Overblowing is a phenomenon that exists in all wind instruments. The details of the physics are different from one instrument to the next, but there is a broad similarity, which is that it's the result of a nonlinear interaction between the air column and whatever is driving the air column.


The recorder is in fact one of the simpler examples to understand. The mechanism that drives the air column is called an edge tone. The mouthpiece of the recorder contains a knife edge. The stream of air encounters the knife edge, but doesn't split smoothly onto the two sides. Instead, it forms a vortex which carries the energy to one side of the edge. However, a feedback process then causes this pattern of flow to deflect until it flips to the other side of the edge. So this is a highly nonlinear system. It's binary. Air either flows to one side of the edge or the other, and if we label the two states 0 and 1, we get a pattern over time that looks like 0000111100001111... You could graph it as (approximately) a square wave.


When this edge-tone system is coupled to an air column, it's forced to accomodate its frequency to the resonant frequencies of the column. For example, if you imagine a pulse emitted from the edge, this pulse then travels down the tube, is partially reflected at the open end, returns, and slaps against the air in the edge-tone system, influencing its evolution. There is a tendency for the edge-tone system's vibrations to become locked in to one of the resonant frequencies of the column.

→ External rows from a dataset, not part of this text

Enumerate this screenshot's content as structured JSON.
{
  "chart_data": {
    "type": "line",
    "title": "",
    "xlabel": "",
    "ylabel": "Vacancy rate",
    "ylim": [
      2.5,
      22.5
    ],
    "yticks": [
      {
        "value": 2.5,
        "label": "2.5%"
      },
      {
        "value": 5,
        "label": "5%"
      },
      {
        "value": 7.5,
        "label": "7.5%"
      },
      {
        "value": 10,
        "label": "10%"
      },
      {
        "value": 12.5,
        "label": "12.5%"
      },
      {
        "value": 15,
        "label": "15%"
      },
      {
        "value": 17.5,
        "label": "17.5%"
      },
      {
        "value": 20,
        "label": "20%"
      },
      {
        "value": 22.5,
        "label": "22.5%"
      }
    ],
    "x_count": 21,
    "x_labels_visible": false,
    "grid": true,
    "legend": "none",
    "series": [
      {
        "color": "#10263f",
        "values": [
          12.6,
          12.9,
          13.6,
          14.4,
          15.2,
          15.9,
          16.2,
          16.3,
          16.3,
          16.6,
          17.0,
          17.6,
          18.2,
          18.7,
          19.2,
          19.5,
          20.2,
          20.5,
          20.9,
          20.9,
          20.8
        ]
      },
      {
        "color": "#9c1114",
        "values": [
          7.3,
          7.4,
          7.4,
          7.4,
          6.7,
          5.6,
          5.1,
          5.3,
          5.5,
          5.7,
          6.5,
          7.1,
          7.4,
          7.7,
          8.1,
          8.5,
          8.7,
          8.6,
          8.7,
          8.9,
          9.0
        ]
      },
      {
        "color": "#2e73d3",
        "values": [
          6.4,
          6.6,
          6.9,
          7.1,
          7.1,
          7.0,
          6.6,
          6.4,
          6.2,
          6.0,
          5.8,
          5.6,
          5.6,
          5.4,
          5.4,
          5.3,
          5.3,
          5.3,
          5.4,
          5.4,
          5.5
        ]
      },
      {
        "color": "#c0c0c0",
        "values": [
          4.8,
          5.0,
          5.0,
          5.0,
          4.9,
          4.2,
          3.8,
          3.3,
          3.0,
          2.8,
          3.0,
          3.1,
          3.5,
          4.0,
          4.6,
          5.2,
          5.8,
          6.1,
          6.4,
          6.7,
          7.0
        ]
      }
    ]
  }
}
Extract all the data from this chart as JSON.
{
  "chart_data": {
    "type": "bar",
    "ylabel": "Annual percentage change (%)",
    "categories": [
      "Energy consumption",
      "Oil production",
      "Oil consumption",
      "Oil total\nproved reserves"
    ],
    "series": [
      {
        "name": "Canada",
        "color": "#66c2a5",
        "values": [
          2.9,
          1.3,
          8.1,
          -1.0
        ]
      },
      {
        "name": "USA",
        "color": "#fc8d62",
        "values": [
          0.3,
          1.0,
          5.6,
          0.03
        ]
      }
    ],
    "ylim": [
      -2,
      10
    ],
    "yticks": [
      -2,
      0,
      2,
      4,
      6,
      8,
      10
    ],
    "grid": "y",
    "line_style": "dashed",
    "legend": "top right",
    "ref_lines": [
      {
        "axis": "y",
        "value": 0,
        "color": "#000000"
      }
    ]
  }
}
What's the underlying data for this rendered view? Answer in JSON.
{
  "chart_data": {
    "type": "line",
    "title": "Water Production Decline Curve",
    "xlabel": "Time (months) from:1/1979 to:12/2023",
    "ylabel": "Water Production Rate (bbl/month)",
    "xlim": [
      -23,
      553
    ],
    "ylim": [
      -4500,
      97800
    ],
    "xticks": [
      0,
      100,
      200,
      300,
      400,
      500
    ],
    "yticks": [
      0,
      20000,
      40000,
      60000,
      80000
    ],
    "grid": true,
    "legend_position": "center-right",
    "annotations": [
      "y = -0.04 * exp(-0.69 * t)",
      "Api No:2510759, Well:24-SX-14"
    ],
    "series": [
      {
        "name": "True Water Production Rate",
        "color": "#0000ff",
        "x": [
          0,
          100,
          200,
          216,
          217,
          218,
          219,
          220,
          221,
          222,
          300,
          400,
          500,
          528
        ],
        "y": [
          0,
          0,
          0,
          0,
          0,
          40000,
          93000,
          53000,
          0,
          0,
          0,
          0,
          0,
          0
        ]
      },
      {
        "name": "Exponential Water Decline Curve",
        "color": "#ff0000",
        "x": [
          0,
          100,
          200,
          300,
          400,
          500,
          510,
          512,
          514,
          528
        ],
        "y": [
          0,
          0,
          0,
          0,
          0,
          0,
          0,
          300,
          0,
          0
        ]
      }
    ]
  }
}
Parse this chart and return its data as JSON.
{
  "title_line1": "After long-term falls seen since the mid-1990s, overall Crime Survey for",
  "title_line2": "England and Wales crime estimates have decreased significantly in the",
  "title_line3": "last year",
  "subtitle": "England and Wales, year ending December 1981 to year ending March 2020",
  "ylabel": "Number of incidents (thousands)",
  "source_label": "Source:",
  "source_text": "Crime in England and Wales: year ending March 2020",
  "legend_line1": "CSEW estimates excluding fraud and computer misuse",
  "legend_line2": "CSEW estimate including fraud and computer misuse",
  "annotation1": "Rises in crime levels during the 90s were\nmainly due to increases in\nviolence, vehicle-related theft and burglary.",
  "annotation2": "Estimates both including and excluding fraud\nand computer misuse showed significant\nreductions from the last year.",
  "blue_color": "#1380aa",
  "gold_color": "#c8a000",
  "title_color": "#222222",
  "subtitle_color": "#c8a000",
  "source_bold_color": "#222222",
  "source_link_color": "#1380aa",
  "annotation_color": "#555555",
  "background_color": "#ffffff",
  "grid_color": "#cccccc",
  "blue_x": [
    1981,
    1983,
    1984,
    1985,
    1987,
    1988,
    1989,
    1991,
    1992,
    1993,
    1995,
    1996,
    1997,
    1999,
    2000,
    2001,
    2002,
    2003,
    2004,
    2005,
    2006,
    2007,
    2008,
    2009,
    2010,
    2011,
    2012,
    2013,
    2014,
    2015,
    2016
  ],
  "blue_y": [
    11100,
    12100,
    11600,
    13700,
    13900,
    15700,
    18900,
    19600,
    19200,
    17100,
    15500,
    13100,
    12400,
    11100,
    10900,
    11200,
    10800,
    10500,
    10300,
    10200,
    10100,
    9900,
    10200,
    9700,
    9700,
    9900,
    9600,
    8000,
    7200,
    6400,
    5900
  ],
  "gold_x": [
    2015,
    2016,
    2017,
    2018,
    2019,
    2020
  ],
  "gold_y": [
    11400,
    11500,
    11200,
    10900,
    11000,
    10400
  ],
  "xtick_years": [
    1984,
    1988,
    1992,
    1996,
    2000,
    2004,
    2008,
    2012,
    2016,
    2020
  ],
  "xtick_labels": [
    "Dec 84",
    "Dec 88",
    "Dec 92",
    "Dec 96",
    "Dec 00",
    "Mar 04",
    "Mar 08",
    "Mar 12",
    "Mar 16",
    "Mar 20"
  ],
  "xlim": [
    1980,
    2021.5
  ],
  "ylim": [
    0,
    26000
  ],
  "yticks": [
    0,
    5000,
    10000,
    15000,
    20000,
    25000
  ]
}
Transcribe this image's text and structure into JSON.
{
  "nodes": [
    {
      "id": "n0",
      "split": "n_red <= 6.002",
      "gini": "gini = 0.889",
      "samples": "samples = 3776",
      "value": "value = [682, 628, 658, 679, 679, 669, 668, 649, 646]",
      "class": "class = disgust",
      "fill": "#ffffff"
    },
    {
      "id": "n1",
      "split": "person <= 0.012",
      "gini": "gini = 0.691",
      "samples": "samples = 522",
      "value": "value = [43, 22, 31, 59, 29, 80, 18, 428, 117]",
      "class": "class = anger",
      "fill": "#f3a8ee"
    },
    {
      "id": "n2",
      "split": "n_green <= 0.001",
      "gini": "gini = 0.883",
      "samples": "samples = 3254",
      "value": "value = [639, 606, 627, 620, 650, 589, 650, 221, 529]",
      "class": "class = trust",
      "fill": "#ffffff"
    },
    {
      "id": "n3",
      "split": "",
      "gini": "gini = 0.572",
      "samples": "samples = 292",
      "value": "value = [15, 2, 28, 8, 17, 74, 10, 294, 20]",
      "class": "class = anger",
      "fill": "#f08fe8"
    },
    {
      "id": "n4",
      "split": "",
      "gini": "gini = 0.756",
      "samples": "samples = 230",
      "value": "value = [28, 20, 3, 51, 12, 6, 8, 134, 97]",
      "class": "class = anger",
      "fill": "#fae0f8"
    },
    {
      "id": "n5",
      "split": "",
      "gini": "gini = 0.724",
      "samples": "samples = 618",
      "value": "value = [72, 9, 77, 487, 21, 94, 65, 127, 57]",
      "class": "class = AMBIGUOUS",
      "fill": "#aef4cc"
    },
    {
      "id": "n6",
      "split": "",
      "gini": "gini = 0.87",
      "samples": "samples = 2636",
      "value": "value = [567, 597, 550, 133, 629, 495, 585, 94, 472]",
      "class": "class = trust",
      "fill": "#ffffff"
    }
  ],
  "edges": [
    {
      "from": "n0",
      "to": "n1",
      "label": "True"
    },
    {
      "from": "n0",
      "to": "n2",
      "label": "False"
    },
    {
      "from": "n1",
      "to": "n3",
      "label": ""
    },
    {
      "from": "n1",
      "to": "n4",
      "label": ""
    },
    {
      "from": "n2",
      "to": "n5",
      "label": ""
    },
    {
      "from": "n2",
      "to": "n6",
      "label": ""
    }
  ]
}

In overblowing, the pattern switches from 0000111100001111... to 00110011... The square wave doubles its frequency from the fundamental frequency $f_0$ to the first harmonic $2f_0$.



The original square wave contained Fourier components $f_0$, $2f_0$, $3f_0$, ... The new one contains $2f_0$, $4f_0$, $6f_0$, ... As you observed on the oscilloscope, $f_0$ is absent from the overblown spectrum. The ear's sensation of pitch is based on the frequency of the fundamental, so we hear a jump in pitch.


Bamboo flutes and whistles also use edge tones, so exactly the same analysis applies. I think the original classic work on this was an analysis of organ-pipe acoustics in a German-language paper by Cremer and Ising. In general, the edge-tone system could be replaced by a reed, lip reed (as in brass instruments), or air reed (flute). There can be overblowing at the octave, or, in instruments such as the clarinet that have asymmetric boundary conditions, at an octave plus a fifth (i.e., a factor of 1.5 in frequency). On the saxophone, for example, a skilled player using a stiff reed can overblow to frequencies corresponding to several higher harmonics beyond the first.


References:


Cremer and Ising, "Die selbsterregten Schwingungen von Orgel," Acustica 19 (1967) 143.


Fletcher, "Sound production by organ flue pipes," J Acoust Soc Am 60 (1976) 926, http://www.ausgo.unsw.edu.au/music/people/publications/Fletcher1976.pdf


Backus, The acoustical foundations of music, Norton, 1969, pp. 184-186.